Fisch und Bremerhaven? Klar! Möwen und Seestadt? Auch logo. Aber Wasserbüffel? Vögel, so selten, dass sie auf der Roten Liste stehen??? Aber hallo! Bremerhaven hat neben unendlich vielen Containern, gigantischen Schiffen und spannenden Wissens- und Erlebniswelten auch ein echtes Naturschutzgebiet zu bieten. Diesen Status bekam die Luneplate genau heute vor einem Jahr – und deswegen habe ich mich dort umgeschaut. Und bin erstmal auf einer seltsamen Party gelandet.

Man muss kein Fan des Federviehs sein, um sich an dem munteren Treibern zu erfreuen. Allein das Geschnatter macht schon Spaß. (c) Dörte Behrmann

Nonnengänse

Schon von weitem ist das laute Geschnatter zu hören und erinnert mich an beste Studentenpartys: viele Menschen, lockere Stimmung, Spaß. Doch die vielen hundert Vögel, die ich beim Näherkommen sehe, machen keine Party. Wahrscheinlich teilen sie sich mit, wo das Gras am besten schmeckt, halten einander auf Distanz, erzählen von ihren Erlebnissen des Tages. Oder von ihrem Flug von weit her: Die Nonnengänse, die ihr oben auf dem Bild seht, kommen zum Beispiel aus den arktischen Weiten von Sibirien, Grönland und Spitzbergen. Dort brüten sie. Zum Herbst hin fliegen sie dann rund 4000 Kilometer ans deutsche Wattenmeer, um im frostfreien Gebiet zu überwintern. Von Oktober bis März sind die Gänse also bei uns in Bremerhaven zu finden. Das lese ich später nach, als ich die Tiere identifiziert habe.
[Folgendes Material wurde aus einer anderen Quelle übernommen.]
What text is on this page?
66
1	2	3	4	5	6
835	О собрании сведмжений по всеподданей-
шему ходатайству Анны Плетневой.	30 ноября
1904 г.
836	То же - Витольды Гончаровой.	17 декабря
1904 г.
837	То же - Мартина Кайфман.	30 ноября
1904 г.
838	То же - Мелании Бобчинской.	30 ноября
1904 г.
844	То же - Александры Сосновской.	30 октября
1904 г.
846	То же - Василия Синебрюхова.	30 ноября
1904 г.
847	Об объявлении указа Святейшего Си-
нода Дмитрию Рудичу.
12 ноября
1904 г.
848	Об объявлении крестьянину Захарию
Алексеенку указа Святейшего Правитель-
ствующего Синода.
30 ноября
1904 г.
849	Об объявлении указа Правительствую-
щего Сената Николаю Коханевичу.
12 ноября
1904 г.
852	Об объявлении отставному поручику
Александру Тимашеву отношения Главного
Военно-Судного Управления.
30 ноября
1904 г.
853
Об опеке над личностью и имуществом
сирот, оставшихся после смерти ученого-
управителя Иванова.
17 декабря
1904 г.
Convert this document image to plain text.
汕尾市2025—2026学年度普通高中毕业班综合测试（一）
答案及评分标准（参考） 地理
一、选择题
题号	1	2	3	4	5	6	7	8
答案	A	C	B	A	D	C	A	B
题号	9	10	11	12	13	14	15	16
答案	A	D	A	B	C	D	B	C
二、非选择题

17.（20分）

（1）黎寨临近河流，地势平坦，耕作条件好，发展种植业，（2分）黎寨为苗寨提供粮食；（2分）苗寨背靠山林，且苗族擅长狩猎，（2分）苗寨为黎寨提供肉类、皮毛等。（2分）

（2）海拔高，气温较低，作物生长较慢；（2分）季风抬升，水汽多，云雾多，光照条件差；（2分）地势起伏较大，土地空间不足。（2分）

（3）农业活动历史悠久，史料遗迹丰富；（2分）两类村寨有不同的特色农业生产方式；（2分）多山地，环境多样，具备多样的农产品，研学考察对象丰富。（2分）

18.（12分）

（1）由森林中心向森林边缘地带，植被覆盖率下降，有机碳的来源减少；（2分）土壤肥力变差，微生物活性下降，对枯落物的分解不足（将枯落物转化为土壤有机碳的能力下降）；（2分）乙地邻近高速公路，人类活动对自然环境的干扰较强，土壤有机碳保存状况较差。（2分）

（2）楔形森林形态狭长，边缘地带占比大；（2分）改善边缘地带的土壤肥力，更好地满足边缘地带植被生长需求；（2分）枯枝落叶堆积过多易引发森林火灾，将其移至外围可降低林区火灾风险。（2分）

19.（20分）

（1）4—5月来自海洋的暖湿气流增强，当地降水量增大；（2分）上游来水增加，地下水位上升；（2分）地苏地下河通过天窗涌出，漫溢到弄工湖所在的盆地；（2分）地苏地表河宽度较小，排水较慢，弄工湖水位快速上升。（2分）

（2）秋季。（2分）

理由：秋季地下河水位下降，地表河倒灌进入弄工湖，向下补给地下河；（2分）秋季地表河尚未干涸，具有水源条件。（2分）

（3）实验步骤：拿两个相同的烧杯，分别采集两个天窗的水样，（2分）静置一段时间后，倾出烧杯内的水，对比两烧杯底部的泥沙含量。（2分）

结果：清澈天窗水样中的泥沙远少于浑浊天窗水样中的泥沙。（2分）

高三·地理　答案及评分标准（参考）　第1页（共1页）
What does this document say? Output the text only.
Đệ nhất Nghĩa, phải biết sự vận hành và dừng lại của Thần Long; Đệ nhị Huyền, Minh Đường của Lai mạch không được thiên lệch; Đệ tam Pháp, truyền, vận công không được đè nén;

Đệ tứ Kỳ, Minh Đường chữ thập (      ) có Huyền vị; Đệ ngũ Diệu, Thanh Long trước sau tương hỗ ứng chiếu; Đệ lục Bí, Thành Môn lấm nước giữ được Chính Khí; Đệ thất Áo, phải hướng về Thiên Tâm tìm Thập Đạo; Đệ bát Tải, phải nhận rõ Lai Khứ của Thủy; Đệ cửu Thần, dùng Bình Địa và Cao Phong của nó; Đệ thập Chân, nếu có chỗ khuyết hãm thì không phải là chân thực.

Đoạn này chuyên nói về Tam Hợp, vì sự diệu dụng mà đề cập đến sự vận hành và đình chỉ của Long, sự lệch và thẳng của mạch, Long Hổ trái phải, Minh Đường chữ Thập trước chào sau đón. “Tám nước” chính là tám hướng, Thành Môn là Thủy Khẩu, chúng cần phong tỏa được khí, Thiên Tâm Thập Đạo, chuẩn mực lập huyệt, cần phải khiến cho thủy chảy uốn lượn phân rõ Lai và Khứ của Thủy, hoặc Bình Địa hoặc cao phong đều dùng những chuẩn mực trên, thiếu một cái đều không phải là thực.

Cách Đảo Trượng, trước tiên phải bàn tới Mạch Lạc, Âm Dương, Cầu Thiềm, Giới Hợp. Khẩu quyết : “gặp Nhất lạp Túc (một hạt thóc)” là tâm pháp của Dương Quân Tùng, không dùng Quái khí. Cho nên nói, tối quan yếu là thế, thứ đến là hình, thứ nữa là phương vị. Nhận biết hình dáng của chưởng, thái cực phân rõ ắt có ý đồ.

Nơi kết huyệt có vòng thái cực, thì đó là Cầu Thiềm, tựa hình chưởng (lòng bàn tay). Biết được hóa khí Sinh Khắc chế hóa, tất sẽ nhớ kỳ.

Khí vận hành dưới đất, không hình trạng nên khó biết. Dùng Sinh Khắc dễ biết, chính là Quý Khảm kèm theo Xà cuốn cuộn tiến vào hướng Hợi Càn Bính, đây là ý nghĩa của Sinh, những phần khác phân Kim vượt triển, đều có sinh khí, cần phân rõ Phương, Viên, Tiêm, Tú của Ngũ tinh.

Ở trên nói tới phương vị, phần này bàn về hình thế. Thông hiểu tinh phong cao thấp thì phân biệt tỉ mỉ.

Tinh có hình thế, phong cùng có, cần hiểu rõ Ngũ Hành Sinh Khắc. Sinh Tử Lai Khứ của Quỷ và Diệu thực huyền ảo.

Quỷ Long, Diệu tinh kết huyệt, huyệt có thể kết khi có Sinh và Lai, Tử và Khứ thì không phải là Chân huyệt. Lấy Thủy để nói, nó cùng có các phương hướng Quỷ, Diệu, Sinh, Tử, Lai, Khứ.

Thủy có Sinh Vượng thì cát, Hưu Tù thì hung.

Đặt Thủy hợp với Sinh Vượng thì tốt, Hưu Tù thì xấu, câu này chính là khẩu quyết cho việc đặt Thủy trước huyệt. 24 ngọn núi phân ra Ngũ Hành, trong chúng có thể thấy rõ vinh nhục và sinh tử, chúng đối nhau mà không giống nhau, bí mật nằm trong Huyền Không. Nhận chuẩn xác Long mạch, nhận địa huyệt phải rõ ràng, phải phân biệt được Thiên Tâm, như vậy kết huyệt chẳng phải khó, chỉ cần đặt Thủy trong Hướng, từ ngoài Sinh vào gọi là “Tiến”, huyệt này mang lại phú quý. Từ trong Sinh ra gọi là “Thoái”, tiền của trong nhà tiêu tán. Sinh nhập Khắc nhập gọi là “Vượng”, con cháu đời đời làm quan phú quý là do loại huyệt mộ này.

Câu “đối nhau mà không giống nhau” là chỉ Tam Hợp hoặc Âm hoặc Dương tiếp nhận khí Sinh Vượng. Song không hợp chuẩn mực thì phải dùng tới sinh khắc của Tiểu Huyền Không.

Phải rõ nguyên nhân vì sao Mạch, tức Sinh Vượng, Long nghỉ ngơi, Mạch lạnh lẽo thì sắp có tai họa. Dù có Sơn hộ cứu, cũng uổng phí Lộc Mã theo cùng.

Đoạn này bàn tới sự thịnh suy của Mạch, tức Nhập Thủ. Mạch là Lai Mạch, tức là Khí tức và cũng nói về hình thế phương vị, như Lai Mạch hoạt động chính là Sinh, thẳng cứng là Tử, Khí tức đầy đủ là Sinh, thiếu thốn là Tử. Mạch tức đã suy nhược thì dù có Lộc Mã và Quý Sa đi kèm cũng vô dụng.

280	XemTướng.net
Leider war mein Besuchstag äußerst trübe – aber den munteren Gänsen und Enten war die Farbe des Himmels völlig schnuppe. (c) Dörte Behrmann

Ich habe keine Ahnung, wie viele Gänse sich an meinem trüben Besuchstag letzte Woche am Boden und in der Luft befanden – es waren unglaublich viele. Der Ornithologe Lutz Achilles, der sich auf der Luneplate bestens auskennt, weiß es besser: 23.280 Wasser- und Watvögel zählte er an einem Dezembertag letztes Jahr. Ihr wollt es noch genauer? Dann habe ich diese Zahlen: 6687 Nonnengänse, 3894 Kiebitze, 3273 Pfeifenten, 30 Silberreiher und 12 Zwergtaucher. Und noch viele andere Arten mehr.

Festessen

Dass sich die Tiere hier sattessen können, haben sie der Erweiterung der Hafenanlagen im Norden der Stadt zu verdanken. Denn als der Container-Terminal im Laufe der Jahre auf fast 5000 Meter Länge gestreckt wurde und dabei viel Natur den Kajen weichen musste, bestimmte man die Luneplate zur gesetzlich vorgeschriebenen Kompensationsfläche. Auf ihr sollte die Natur die Hauptrolle spielen. Dafür sorgt bis heute die Firme bremenports, die die Betreiberin der Hafenanlagen in Bremerhaven ist.

Das Naturschutzgebiet „Luneplate“ von oben. Deutlich zu sehen ist die Lage in der Krümmung der Weser. (c) Bremenports

Ihr sind die vielen Informationstafeln zu verdanken, die am Ausgangspunkt des beliebten Spaziergangs rund um und in das Naturschutzgebiet zur Lektüre einladen. So erfährt man nicht nur, wo Aussichtstürme auf einen warten oder wo die Wasserbüffel grasen, sondern erhält auch Naturerlebnistipps und kann die Geschichte der Luneplate nachlesen.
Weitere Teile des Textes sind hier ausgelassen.